NM’s record-high revenue projections keep climbing
Latest estimate for ‘new’ money grows to $1.6 billion
SANTA FE — New Mexico’s skyhigh revenue projections for the next year shot up again Friday as state economists shared their latest findings at the Capitol.
They are now projecting a recordbreaking $9 billion in revenue for the state’s operating budget, including $1.6 billion in “new” money over this year’s spending levels.
Income derived from oil and gas production, consumer spending and wage growth is fueling the big numbers.
Rep. Patricia Lundstrom, a Gallup Democrat and chairwoman of the Legislative Finance Committee, said the strong revenue growth can help support new spending on economic diversification and infrastructure, schools, the environment, and tax relief for families — a potential peek at House
Democrats’ budget priorities.
“This presents an unparalleled opportunity to continue making responsible and deep investments in our communities while keeping robust reserves over 30 percent,” she said in a written statement.
Republican lawmakers greeted the new projections with caution. They questioned whether federal stimulus spending has helped prop up the economy and suggested new environmental regulations might damage the oil and gas industry.
The figures set the stage for the budget debate to come in the regular 30-day legislative session beginning Jan. 18. The money would be available for schools, health care, public safety and other state operations.
Some of it could also be applied to one-time spending priorities, such as highway repairs and other construction projects.
But legislators also heard warnings Friday about uncertainty in the financial forecast. Stephanie Schardin Clarke, secretary of the state Taxation
and Revenue Department, said state economists are watching closely to see whether the omicron variant of COVID-19 is determined to be more transmissible or cause more severe disease.
Anything that pushes the economy toward a global recession, she said, would affect oil prices and change New Mexico’s revenue forecast.
“This is something we’re tracking closely,” Schardin Clarke said.
Ismael Torres, chief economist for the Legislative Finance Committee, said Friday’s projection of $1.6 billion in “new money” is up from an August expectation of $1.4 billion — a difference driven largely by oil and gas revenue.
The future path of the pandemic, he said, will shape how much revenue the state actually receives. Oil prices, in fact, have already dropped since the new forecast was developed, though Torres said the changes might be an overreaction.
“These are pretty significant fluctuations,” he said.
State economists said there are also “upside” risks to the forecast — the possibility that revenue growth will be even stronger than expected.

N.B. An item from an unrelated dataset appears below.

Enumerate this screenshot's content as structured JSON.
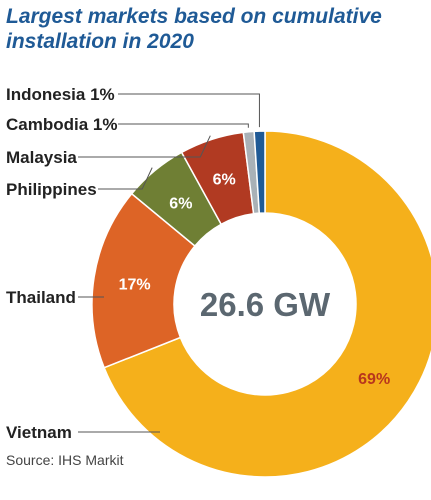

The projection for $1.6 billion in new money doesn’t include the avalanche of federal funding flowing into New Mexico through the stimulus and infrastructure packages approved by Congress — some of which may be allocated in a special session that begins Monday.

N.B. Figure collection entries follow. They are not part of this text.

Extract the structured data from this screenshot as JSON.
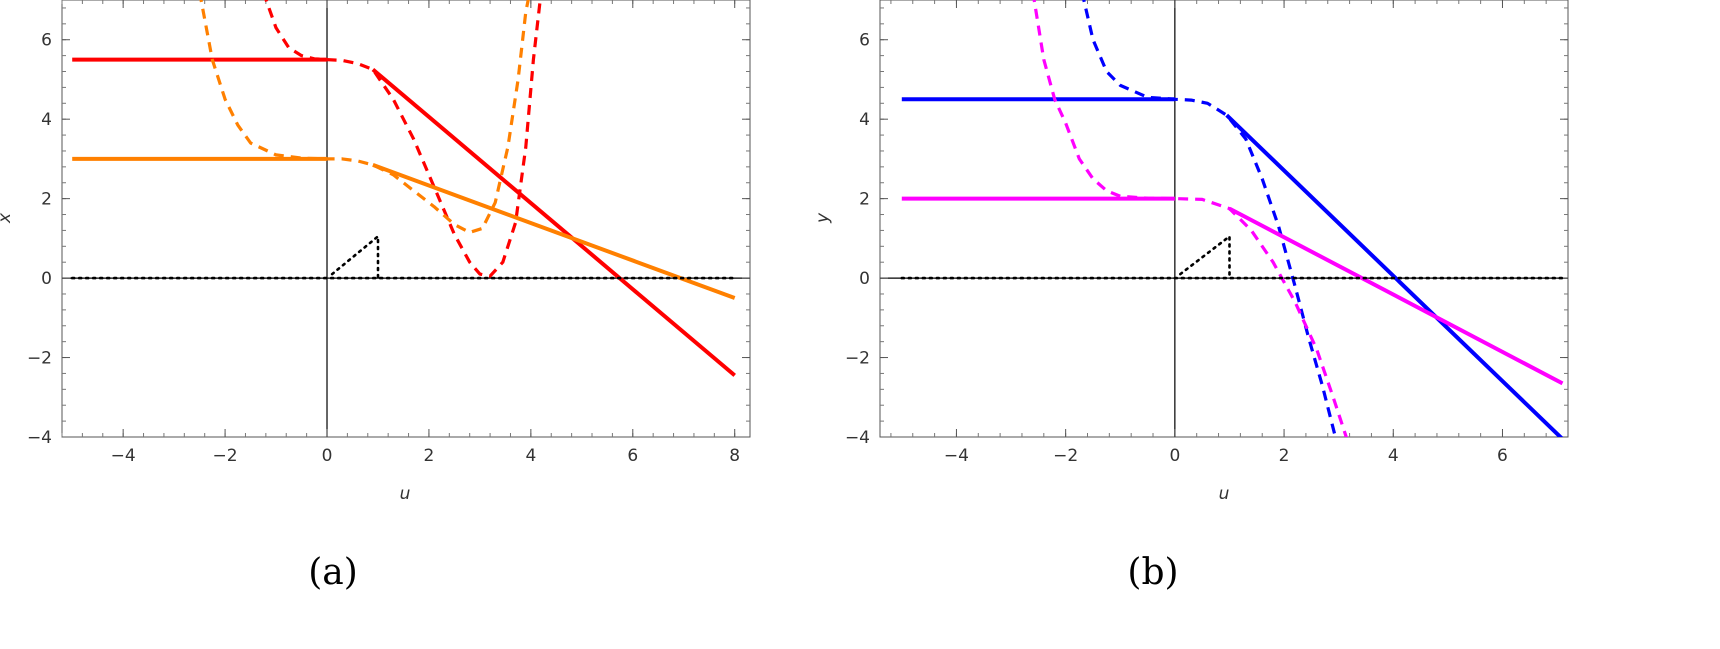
{
  "chart_data": [
    {
      "type": "line",
      "caption": "(a)",
      "xlabel": "u",
      "ylabel": "x",
      "xlim": [
        -5.2,
        8.3
      ],
      "ylim": [
        -4,
        7
      ],
      "xticks": [
        -4,
        -2,
        0,
        2,
        4,
        6,
        8
      ],
      "yticks": [
        -4,
        -2,
        0,
        2,
        4,
        6
      ],
      "grid": false,
      "series": [
        {
          "color": "#ff0000",
          "style": "solid",
          "points": [
            [
              -5,
              5.5
            ],
            [
              0,
              5.5
            ]
          ]
        },
        {
          "color": "#ff0000",
          "style": "solid",
          "points": [
            [
              0.9,
              5.25
            ],
            [
              8,
              -2.45
            ]
          ]
        },
        {
          "color": "#ff0000",
          "style": "dashed",
          "points": [
            [
              -1.25,
              7.2
            ],
            [
              -1.0,
              6.3
            ],
            [
              -0.75,
              5.8
            ],
            [
              -0.5,
              5.6
            ],
            [
              -0.25,
              5.52
            ],
            [
              0,
              5.5
            ],
            [
              0.3,
              5.48
            ],
            [
              0.6,
              5.4
            ],
            [
              0.9,
              5.25
            ],
            [
              1.3,
              4.5
            ],
            [
              1.7,
              3.5
            ],
            [
              2.1,
              2.3
            ],
            [
              2.5,
              1.1
            ],
            [
              2.8,
              0.4
            ],
            [
              3.0,
              0.1
            ],
            [
              3.2,
              0.05
            ],
            [
              3.45,
              0.4
            ],
            [
              3.7,
              1.4
            ],
            [
              3.9,
              3.3
            ],
            [
              4.05,
              5.5
            ],
            [
              4.2,
              7.2
            ]
          ]
        },
        {
          "color": "#ff8000",
          "style": "solid",
          "points": [
            [
              -5,
              3.0
            ],
            [
              0,
              3.0
            ]
          ]
        },
        {
          "color": "#ff8000",
          "style": "solid",
          "points": [
            [
              0.9,
              2.85
            ],
            [
              8,
              -0.5
            ]
          ]
        },
        {
          "color": "#ff8000",
          "style": "dashed",
          "points": [
            [
              -2.5,
              7.2
            ],
            [
              -2.25,
              5.5
            ],
            [
              -2.0,
              4.5
            ],
            [
              -1.75,
              3.85
            ],
            [
              -1.5,
              3.4
            ],
            [
              -1.0,
              3.1
            ],
            [
              -0.5,
              3.02
            ],
            [
              0,
              3.0
            ],
            [
              0.3,
              3.0
            ],
            [
              0.6,
              2.95
            ],
            [
              0.9,
              2.85
            ],
            [
              1.3,
              2.6
            ],
            [
              1.7,
              2.2
            ],
            [
              2.1,
              1.8
            ],
            [
              2.5,
              1.35
            ],
            [
              2.8,
              1.15
            ],
            [
              3.05,
              1.25
            ],
            [
              3.3,
              1.9
            ],
            [
              3.55,
              3.3
            ],
            [
              3.75,
              5.0
            ],
            [
              3.9,
              6.7
            ],
            [
              3.98,
              7.2
            ]
          ]
        },
        {
          "color": "#000000",
          "style": "dotted",
          "points": [
            [
              0.1,
              0.1
            ],
            [
              1.0,
              1.05
            ],
            [
              1.0,
              0.0
            ]
          ]
        },
        {
          "color": "#000000",
          "style": "dotted",
          "points": [
            [
              -5,
              0
            ],
            [
              8,
              0
            ]
          ]
        }
      ]
    },
    {
      "type": "line",
      "caption": "(b)",
      "xlabel": "u",
      "ylabel": "y",
      "xlim": [
        -5.4,
        7.2
      ],
      "ylim": [
        -4,
        7
      ],
      "xticks": [
        -4,
        -2,
        0,
        2,
        4,
        6
      ],
      "yticks": [
        -4,
        -2,
        0,
        2,
        4,
        6
      ],
      "grid": false,
      "series": [
        {
          "color": "#0000ff",
          "style": "solid",
          "points": [
            [
              -5,
              4.5
            ],
            [
              0,
              4.5
            ]
          ]
        },
        {
          "color": "#0000ff",
          "style": "solid",
          "points": [
            [
              0.95,
              4.1
            ],
            [
              7.1,
              -4.05
            ]
          ]
        },
        {
          "color": "#0000ff",
          "style": "dashed",
          "points": [
            [
              -1.7,
              7.2
            ],
            [
              -1.5,
              6.0
            ],
            [
              -1.25,
              5.2
            ],
            [
              -1.0,
              4.85
            ],
            [
              -0.5,
              4.55
            ],
            [
              0,
              4.5
            ],
            [
              0.3,
              4.48
            ],
            [
              0.6,
              4.4
            ],
            [
              0.95,
              4.1
            ],
            [
              1.3,
              3.5
            ],
            [
              1.6,
              2.5
            ],
            [
              1.9,
              1.3
            ],
            [
              2.2,
              -0.2
            ],
            [
              2.45,
              -1.5
            ],
            [
              2.7,
              -2.7
            ],
            [
              2.95,
              -4.05
            ]
          ]
        },
        {
          "color": "#ff00ff",
          "style": "solid",
          "points": [
            [
              -5,
              2.0
            ],
            [
              0,
              2.0
            ]
          ]
        },
        {
          "color": "#ff00ff",
          "style": "solid",
          "points": [
            [
              1.0,
              1.75
            ],
            [
              7.1,
              -2.65
            ]
          ]
        },
        {
          "color": "#ff00ff",
          "style": "dashed",
          "points": [
            [
              -2.6,
              7.2
            ],
            [
              -2.4,
              5.5
            ],
            [
              -2.2,
              4.5
            ],
            [
              -2.0,
              3.9
            ],
            [
              -1.75,
              3.0
            ],
            [
              -1.5,
              2.5
            ],
            [
              -1.25,
              2.2
            ],
            [
              -1.0,
              2.06
            ],
            [
              -0.5,
              2.01
            ],
            [
              0,
              2.0
            ],
            [
              0.5,
              1.98
            ],
            [
              1.0,
              1.75
            ],
            [
              1.4,
              1.2
            ],
            [
              1.8,
              0.4
            ],
            [
              2.2,
              -0.6
            ],
            [
              2.6,
              -1.8
            ],
            [
              2.9,
              -3.0
            ],
            [
              3.15,
              -4.05
            ]
          ]
        },
        {
          "color": "#000000",
          "style": "dotted",
          "points": [
            [
              0.1,
              0.1
            ],
            [
              1.0,
              1.05
            ],
            [
              1.0,
              0.0
            ]
          ]
        },
        {
          "color": "#000000",
          "style": "dotted",
          "points": [
            [
              -5,
              0
            ],
            [
              7.1,
              0
            ]
          ]
        }
      ]
    }
  ]
}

Some of the revenue growth is also flowing automatically into a reserve account and a trust for early childhood programs.
Add it all up, and state policymakers say they have a historic opportunity to address the needs of a state that has long struggled with poverty.
‘Not good enough’
Lawmakers on Friday also examined a proposal by Gov. Michelle Lujan Grisham to ramp up education spending on literacy programs, career and technical learning, behavioral health and other efforts to help students.
The proposal includes a $280 million request to boost teacher pay by 7% and to increase the minimum amounts teachers make depending on where they fall in the three-tier licensing system.
Kurt Steinhaus, who leads the Public Education Department under Lujan Grisham, said the spending request is targeted at addressing a critical shortage of teachers and boosting student achievement.
“It’s time to start moving the needle,” he said as he went over student testing data. “We are not good enough, and we’ve got to work together.”
Sen. Gay Kernan, R-Hobbs, encouraged Steinhaus to consider non-financial strategies for boosting the number of teachers, such as changing excessive testing requirements that might be “keeping people out of the workforce who really could be good teachers.”
Bilingual student-teachers who speak English as a second language, for example, might have trouble passing a teaching exam even though they know the material, she said.
Sen. George Muñoz, a Gallup Democrat and vice chairman of the Legislative Finance Committee, said the dismal test scores of students demonstrate the urgency of improving New Mexico schools and how little success the state has had turning the education system around.
“The sprinklers are on and the fire’s going nuclear,” he said. “It’s really alarming to me.”